I know that, intuitively, $M_t$ is going to increase the density for lower values of $S_t/S_0$ (and likewise for $ln S_t - lnS_0$). However, is there a way I can illustrate this?

I know that the ratio of risk-neutral to physical densities for $S_t/S_0$ is going to have an exponential appearance, but I'm not sure how to formally tie it back to some aspect of the model.
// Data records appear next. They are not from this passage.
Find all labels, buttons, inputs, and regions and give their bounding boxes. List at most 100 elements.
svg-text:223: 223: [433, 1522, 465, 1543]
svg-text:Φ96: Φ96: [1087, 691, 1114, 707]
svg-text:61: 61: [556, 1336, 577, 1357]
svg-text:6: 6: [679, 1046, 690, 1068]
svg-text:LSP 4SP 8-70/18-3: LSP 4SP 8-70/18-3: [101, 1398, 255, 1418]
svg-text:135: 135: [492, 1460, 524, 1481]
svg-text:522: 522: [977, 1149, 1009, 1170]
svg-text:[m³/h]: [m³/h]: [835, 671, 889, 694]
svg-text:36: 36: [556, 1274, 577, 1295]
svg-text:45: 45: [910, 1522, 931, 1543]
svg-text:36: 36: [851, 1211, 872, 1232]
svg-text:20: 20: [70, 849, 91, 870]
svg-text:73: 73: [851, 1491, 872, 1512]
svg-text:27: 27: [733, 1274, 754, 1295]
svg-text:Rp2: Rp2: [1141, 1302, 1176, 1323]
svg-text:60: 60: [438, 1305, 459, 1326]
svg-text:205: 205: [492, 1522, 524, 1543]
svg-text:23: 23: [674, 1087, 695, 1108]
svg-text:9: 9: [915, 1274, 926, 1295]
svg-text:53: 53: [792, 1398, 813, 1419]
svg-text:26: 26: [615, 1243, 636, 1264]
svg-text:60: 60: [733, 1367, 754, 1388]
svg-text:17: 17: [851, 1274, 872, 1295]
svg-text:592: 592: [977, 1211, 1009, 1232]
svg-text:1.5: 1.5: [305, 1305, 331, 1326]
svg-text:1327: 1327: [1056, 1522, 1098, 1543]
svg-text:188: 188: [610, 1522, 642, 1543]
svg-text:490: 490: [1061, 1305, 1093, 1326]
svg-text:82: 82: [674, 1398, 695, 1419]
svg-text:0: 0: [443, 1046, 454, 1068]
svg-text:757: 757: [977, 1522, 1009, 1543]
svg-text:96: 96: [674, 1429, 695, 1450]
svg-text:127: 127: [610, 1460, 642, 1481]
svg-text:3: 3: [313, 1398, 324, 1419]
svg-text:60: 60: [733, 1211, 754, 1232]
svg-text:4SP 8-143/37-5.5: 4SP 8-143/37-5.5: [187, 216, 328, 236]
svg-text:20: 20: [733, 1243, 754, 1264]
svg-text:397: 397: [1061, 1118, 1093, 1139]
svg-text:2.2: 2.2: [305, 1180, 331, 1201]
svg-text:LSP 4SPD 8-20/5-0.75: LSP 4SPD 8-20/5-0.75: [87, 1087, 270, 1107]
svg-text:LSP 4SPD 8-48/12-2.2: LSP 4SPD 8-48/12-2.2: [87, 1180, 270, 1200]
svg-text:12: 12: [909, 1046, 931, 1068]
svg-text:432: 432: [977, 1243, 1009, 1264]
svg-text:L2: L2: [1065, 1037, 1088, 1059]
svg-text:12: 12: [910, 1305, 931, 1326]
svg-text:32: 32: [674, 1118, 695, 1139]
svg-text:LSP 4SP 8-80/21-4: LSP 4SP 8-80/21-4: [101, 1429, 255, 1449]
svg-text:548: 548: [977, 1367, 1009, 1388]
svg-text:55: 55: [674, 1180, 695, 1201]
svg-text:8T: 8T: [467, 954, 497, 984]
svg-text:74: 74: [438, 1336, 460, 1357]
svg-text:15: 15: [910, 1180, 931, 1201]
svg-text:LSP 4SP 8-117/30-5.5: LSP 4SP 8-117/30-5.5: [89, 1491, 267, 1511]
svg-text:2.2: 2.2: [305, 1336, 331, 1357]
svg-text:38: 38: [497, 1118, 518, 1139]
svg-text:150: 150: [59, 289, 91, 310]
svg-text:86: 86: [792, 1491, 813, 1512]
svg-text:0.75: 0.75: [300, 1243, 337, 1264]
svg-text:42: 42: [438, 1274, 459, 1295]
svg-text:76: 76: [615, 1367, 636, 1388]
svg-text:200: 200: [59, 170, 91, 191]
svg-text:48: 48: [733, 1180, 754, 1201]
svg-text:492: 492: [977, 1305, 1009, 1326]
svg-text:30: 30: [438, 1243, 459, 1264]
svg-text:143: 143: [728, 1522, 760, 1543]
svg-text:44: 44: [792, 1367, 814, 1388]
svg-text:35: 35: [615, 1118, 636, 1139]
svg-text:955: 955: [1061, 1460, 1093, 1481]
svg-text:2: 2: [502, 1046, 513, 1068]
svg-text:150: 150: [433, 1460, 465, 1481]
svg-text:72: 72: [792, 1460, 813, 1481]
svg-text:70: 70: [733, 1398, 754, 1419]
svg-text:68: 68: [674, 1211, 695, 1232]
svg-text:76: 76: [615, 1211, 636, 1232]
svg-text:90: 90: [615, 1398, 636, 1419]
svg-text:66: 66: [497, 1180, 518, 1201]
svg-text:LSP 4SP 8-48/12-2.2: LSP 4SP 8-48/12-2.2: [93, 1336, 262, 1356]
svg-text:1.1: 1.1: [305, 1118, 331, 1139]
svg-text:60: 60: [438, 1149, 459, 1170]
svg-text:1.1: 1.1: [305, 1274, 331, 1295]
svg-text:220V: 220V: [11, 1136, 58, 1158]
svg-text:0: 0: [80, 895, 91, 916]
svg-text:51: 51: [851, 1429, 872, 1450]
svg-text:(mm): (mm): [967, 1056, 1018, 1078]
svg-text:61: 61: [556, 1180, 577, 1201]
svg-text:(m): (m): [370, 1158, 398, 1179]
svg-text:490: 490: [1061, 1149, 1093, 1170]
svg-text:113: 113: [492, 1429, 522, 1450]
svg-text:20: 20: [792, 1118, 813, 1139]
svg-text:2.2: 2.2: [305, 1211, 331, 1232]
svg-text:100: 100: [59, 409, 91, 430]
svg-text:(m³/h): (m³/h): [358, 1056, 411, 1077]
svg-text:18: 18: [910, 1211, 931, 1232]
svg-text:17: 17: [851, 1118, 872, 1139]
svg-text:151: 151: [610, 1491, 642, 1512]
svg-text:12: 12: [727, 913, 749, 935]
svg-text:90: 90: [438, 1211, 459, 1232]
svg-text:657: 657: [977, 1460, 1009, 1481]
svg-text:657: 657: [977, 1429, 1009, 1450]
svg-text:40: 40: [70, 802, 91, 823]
Anyone knows how to visualize this?

Answer 1

The model

In a Black-Scholes world, we have under $\mathbb{P}$ \begin{align*} \text{d}S_t &= \mu S_t\text{d}t+\sigma S_t\text{d}W_t^\mathbb P \hspace{1.7cm} \implies\mathbb{E}^\mathbb{P}[S_t]=S_0e^{\mu t}, \\ \text{d}M_t &= -r M_t\text{d}t+\varphi M_t\text{d}W_t^\mathbb P \hspace{1cm} \implies\mathbb{E}^\mathbb{P}[M_t]=e^{-r t}, \\ \text{d}M_tS_t &= (\varphi+\sigma) M_tS_t\text{d}W_t^\mathbb P \hspace{1.6cm} \implies\mathbb{E}^\mathbb{P}[M_tS_t]=S_0, \end{align*} where $M_0=1$, $\text{d}B_t=rB_t\text{d}t$ and $\varphi=-\frac{\mu-r}{\sigma}$ is the Girsanov kernel.

Under $\mathbb{Q}$, we have \begin{align*} \text{d}S_t &= \mu S_t\text{d}t+\sigma S_t\text{d}W_t^\mathbb Q \hspace{1.7cm} \implies\mathbb{E}^\mathbb{Q}[S_t]=S_0e^{r t}, \\ \text{d}\frac{S_t}{B_t} &= \sigma \frac{S_t}{B_t}\text{d}W_t^\mathbb Q \hspace{3.2cm} \implies\mathbb{E}^\mathbb{Q}\left[\frac{S_t}{B_t}\right]=S_0. \end{align*}

The densities

In general, $\text{d}X_t=mX_t\text{d}t+sX_t\text{d}Z_t$ with $X_0=x_0$ gives rise to a process where $X_t$ is log-normally distributed for every $t$ with probability density function \begin{align*} f_{X_t}(x)=\frac{1}{\sqrt{2\pi}x\sqrt{s^2t}}\exp\left(-\frac{1}{2}\left(\frac{\ln(x/x_0)-\left(m-\frac{1}{2}s^2\right)t}{\sqrt{s^2t}}\right)^2\right). \end{align*}

Plots

I plot below the density of the stock price $S_t$ (under $\mathbb{P}$ and $\mathbb{Q}$) and the density of the SDF $M_t$ (under $\mathbb{P}$ of course). I use $T=1$ (one year), $\mu=0.12$, $r=0.01$, $\sigma=0.3$ and $S_0=1$. Plotting the densities from $S_T=0$ up to $S_T=4$ is enough for the densities to numerically integrate to one.

As you see, the SDF puts the most weight on low values of $S_T$. That makes sense. The SDF is driven by marginal utility and marginal utility and risk aversion are high in bad states of nature. Similarly, the risk-neutral density of the stock price puts more weight on economically bad states of nature and reduces the likelihood of good events. Thereby, it reduces the expected future stock price from $S_0e^{\mu t}$ to $S_0e^{rt}$.

The full picture would be this

Computing the expectation corresponding these densities, $\int_0^4 xf(x)\text{d}x$, we indeed get $S_0e^{\mu T}\approx1.1275$ for the $\mathbb{P}$-density, $e^{-rt}\approx0.9899$ for the density of $M_t$, $S_0e^{rT}\approx1.01$ for the density of $S_T$ under $\mathbb{Q}$ and, of course, $S_0=1$ for the densities of $M_TS_T$ and $\frac{S_T}{B_T}$.